Robotique en santé : la vraie rupture n'est pas technologique mais logiciel

La robotique en santé : une rupture logicielle plutôt que technologique

La robotique connaît une accélération spectaculaire, portée par des investissements massifs et des gains de productivité tangibles. Pourtant, un secteur clé reste à la traîne : celui de la santé.

Selon une étude mondiale menée par QNX, seulement 40 % des acteurs du secteur de la santé ont déjà intégré des solutions robotiques, un chiffre bien inférieur à ceux observés dans d’autres domaines tels que l’industrie, la logistique ou les services. Ce constat intervient alors que les hôpitaux font face à une pénurie de main-d’œuvre sans précédent, exacerbée par une demande croissante de soins et un taux d’épuisement professionnel élevé. Ce retard ne résulte pas d’un rejet de la technologie, mais d’un enjeu majeur : la confiance dans les systèmes robotiques.

Le frein principal : la confiance dans le logiciel

La réticence du secteur de la santé provient principalement de l’inquiétude relative à la couche logicielle, plutôt que d’une méfiance envers la mécanique ou l’automatisation. Dans un environnement où les données des patients sont extrêmement sensibles, les risques de vulnérabilités logicielles ou d’incidents cybernétiques sont des préoccupations majeures. En effet, 64 % des dirigeants du secteur identifient les risques de sécurité comme un obstacle majeur à l’adoption de la robotique.

Avant d’autoriser l’entrée d’un robot dans un bloc opératoire ou une unité de soins, les établissements doivent s’asr que son système logiciel est fiable, vérifiable, certifiable et résistant aux attaques ciblées. Tant que ces fondations logicielles ne seront pas jugées irréprochables, la robotique restera confinée aux zones périphériques de l’hôpital.

Pourquoi les architectures logicielles deviennent décisives

La manière dont un robot est conçu sur le plan logiciel est tout aussi cruciale que ses capacités fonctionnelles. Les architectures dites « secure-by-design », qui utilisent des micro-noyaux pour réduire la portion de code critique exposée aux risques, sont essentielles pour créer des systèmes plus prévisibles, robustes et faciles à certifier.

Cette question devient d’autant plus pressante avec le renforcement des exigences réglementaires.
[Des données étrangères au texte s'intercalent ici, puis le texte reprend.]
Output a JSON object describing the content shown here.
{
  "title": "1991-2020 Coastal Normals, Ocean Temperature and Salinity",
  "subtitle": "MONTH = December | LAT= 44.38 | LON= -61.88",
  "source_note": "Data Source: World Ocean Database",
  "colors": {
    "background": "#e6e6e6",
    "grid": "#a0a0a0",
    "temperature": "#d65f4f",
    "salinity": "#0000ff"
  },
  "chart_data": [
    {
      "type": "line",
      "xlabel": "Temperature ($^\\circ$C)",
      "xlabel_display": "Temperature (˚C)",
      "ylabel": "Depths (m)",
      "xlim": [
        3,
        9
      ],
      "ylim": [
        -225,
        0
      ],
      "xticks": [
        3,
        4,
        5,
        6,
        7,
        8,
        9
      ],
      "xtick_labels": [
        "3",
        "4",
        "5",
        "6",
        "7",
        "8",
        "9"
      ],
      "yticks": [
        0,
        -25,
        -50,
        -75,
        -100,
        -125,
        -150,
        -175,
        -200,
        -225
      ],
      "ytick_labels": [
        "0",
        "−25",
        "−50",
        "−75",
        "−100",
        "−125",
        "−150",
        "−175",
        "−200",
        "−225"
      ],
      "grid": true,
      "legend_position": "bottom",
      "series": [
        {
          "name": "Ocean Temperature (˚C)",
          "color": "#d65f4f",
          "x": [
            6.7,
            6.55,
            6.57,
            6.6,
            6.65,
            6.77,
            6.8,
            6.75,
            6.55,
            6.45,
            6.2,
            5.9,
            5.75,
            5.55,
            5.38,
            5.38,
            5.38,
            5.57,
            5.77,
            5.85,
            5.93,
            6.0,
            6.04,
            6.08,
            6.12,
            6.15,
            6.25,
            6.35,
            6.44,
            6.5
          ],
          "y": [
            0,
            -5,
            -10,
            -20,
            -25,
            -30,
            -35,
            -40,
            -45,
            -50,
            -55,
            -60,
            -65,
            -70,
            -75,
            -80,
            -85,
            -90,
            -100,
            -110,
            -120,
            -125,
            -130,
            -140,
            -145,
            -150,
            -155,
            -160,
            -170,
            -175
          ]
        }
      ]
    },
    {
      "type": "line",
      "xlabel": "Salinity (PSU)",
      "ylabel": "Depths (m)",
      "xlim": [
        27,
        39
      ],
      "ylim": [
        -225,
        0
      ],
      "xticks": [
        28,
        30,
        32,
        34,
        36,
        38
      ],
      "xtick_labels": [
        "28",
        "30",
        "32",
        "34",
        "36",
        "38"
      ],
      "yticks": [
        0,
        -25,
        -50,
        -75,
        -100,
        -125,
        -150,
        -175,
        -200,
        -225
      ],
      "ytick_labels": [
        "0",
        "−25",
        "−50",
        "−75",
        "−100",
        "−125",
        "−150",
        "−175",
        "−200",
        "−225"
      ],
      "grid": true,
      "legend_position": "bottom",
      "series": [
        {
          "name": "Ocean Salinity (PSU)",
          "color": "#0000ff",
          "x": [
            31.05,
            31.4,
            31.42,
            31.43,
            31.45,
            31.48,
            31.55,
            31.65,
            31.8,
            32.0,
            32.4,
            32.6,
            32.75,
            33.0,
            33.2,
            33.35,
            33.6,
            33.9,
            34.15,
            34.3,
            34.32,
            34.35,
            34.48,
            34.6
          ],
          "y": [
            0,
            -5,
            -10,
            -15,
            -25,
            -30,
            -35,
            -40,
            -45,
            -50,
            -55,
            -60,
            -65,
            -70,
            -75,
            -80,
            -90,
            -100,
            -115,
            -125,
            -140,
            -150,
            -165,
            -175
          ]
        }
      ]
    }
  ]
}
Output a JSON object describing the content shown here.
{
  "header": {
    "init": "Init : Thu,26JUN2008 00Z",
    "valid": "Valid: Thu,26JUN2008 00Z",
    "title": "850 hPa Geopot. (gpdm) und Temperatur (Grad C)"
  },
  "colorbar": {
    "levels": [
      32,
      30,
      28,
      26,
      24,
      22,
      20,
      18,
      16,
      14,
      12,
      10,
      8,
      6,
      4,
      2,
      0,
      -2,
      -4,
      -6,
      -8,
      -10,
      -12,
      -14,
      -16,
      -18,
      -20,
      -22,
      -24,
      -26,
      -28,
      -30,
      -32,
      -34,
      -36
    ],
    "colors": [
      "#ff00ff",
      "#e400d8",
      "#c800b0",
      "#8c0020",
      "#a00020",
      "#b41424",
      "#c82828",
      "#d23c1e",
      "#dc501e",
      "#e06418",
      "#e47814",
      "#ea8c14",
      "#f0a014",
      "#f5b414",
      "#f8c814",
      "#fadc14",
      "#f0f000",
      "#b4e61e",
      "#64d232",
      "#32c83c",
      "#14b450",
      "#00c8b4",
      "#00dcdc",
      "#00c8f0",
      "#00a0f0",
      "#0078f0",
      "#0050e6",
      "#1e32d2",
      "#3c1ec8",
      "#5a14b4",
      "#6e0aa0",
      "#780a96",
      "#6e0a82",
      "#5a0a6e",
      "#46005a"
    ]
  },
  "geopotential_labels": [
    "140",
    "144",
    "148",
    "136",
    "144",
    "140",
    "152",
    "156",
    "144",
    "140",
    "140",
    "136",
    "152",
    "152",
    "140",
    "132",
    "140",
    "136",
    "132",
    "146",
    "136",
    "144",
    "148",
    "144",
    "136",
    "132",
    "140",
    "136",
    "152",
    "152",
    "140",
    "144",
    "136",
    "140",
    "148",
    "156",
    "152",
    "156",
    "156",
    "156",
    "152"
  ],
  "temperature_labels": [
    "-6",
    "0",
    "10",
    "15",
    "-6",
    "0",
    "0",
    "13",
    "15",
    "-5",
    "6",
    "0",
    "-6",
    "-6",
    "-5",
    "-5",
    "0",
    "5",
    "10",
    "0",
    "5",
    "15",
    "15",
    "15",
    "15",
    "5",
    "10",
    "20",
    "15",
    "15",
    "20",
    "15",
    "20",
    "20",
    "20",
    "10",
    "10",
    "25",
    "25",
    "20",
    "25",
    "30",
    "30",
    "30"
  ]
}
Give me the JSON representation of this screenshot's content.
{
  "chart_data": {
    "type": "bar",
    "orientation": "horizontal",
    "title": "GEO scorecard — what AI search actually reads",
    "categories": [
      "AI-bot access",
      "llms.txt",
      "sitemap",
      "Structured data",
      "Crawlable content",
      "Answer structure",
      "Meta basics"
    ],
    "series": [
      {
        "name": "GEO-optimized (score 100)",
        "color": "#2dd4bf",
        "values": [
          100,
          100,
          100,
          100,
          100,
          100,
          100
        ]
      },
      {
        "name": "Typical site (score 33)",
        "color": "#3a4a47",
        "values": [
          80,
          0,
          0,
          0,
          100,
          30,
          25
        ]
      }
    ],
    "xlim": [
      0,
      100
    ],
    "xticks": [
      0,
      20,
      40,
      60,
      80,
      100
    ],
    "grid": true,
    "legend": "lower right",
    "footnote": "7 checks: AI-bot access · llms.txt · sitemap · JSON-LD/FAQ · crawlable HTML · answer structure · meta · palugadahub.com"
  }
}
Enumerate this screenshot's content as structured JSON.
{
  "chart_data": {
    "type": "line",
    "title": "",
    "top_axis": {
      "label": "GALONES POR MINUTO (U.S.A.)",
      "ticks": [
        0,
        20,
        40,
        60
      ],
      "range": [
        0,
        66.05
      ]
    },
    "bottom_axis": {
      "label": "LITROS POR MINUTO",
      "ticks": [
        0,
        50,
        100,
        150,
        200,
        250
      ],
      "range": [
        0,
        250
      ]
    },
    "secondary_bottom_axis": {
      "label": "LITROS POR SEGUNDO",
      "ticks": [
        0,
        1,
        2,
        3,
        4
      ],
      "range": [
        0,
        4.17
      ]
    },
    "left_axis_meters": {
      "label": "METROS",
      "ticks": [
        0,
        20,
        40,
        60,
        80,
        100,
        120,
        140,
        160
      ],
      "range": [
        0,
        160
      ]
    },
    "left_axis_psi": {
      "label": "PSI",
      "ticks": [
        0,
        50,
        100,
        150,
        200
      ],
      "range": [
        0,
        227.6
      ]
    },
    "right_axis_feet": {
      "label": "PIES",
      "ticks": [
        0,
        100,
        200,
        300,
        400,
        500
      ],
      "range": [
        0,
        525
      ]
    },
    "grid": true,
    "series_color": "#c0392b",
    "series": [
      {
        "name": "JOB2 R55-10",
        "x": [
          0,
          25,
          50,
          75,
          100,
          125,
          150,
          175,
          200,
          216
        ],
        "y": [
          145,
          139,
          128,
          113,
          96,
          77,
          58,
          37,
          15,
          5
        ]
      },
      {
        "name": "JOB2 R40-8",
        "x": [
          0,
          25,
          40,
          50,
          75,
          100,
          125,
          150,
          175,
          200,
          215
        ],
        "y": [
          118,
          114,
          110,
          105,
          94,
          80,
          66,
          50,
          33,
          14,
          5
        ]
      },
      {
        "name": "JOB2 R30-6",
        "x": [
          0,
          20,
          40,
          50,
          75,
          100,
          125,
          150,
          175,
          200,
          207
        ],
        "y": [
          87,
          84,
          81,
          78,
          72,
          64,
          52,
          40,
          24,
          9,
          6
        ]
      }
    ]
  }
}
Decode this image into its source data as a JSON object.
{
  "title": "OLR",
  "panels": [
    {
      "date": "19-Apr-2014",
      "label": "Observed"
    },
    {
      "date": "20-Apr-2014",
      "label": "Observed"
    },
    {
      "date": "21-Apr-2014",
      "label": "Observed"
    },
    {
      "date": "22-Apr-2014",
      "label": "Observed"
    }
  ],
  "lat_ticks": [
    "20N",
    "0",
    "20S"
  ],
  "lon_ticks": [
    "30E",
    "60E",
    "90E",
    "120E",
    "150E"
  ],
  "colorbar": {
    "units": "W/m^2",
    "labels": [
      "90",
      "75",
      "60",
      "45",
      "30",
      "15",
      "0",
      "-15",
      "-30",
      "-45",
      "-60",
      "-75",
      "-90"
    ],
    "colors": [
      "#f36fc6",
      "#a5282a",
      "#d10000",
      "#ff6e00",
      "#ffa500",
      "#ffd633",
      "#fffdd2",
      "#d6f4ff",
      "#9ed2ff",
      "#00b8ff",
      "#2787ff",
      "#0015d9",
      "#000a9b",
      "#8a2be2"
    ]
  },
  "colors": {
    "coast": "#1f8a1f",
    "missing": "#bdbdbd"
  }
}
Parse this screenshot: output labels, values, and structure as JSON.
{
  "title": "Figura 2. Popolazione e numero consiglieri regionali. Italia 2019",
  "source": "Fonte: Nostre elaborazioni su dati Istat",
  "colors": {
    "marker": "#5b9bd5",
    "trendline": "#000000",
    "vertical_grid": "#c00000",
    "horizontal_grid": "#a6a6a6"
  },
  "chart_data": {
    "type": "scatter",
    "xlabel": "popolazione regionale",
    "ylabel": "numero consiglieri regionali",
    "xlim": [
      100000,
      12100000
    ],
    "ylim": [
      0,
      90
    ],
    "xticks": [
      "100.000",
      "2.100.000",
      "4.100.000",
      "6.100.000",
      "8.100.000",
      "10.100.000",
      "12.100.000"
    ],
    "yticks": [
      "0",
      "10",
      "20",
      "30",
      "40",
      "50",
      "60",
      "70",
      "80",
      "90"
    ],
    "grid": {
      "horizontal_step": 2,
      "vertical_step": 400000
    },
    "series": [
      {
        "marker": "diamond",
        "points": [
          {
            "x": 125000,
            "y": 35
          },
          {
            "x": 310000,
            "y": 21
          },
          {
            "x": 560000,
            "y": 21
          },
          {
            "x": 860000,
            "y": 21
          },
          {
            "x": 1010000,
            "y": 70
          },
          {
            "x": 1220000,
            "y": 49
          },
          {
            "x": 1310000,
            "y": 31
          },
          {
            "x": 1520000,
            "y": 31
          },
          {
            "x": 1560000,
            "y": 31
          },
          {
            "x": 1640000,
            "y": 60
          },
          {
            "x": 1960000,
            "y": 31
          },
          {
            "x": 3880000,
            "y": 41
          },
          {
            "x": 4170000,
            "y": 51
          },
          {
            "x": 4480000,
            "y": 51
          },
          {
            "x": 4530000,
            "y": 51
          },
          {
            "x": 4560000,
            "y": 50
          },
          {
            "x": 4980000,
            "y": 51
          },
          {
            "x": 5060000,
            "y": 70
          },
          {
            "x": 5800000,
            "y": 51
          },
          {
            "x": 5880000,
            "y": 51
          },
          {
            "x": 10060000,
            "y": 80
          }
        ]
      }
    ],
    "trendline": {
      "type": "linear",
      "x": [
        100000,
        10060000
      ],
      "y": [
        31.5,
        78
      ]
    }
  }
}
Les organismes de normalisation encadrent désormais plus strictement l’utilisation de la robotique dans des environnements sensibles, imposant un niveau de garantie logicielle que toutes les technologies ne peuvent pas offrir. Les hôpitaux disposent d’innovations prometteuses, mais ils manquent de systèmes capables de prouver rigoureusement leur sécurité. Ce n’est qu’en atteignant ce niveau de confiance que la robotique pourra évoluer d’une simple vitrine technologique à un outil déployé à grande échelle.

Une confiance qui varie selon la proximité avec le patient

La confiance dans les systèmes robotiques varie également en fonction des tâches à accomplir. Des applications comme le transport de matériel, la gestion des flux ou la distribution de médicaments sont déjà bien acceptées, car elles se situent en périphérie des soins. En revanche, la proximité avec le patient génère davantage de réticences. Les interactions directes, l’accueil ou certaines manipulations médicales nécessitent un niveau de sûreté et d’intelligence émotionnelle qui reste à démontrer.

La chirurgie, notamment en orthopédie, constitue une exception. Les systèmes robotiques ont prouvé leur capacité à améliorer la précision des gestes et à réduire les complications. Lorsque les bénéfices cliniques sont clairs et que la couche logicielle est jugée suffisamment sécurisée, l’adoption peut se faire rapidement.

Les décideurs du secteur placent la sécurité, la qualité des soins et l’expérience patient au cœur de leurs priorités. Il en ressort que la généralisation de la robotique médicale dépendra de la solidité des fondations logicielles. C’est à cette condition que la robotique pourra devenir un outil indispensable dans le système de santé.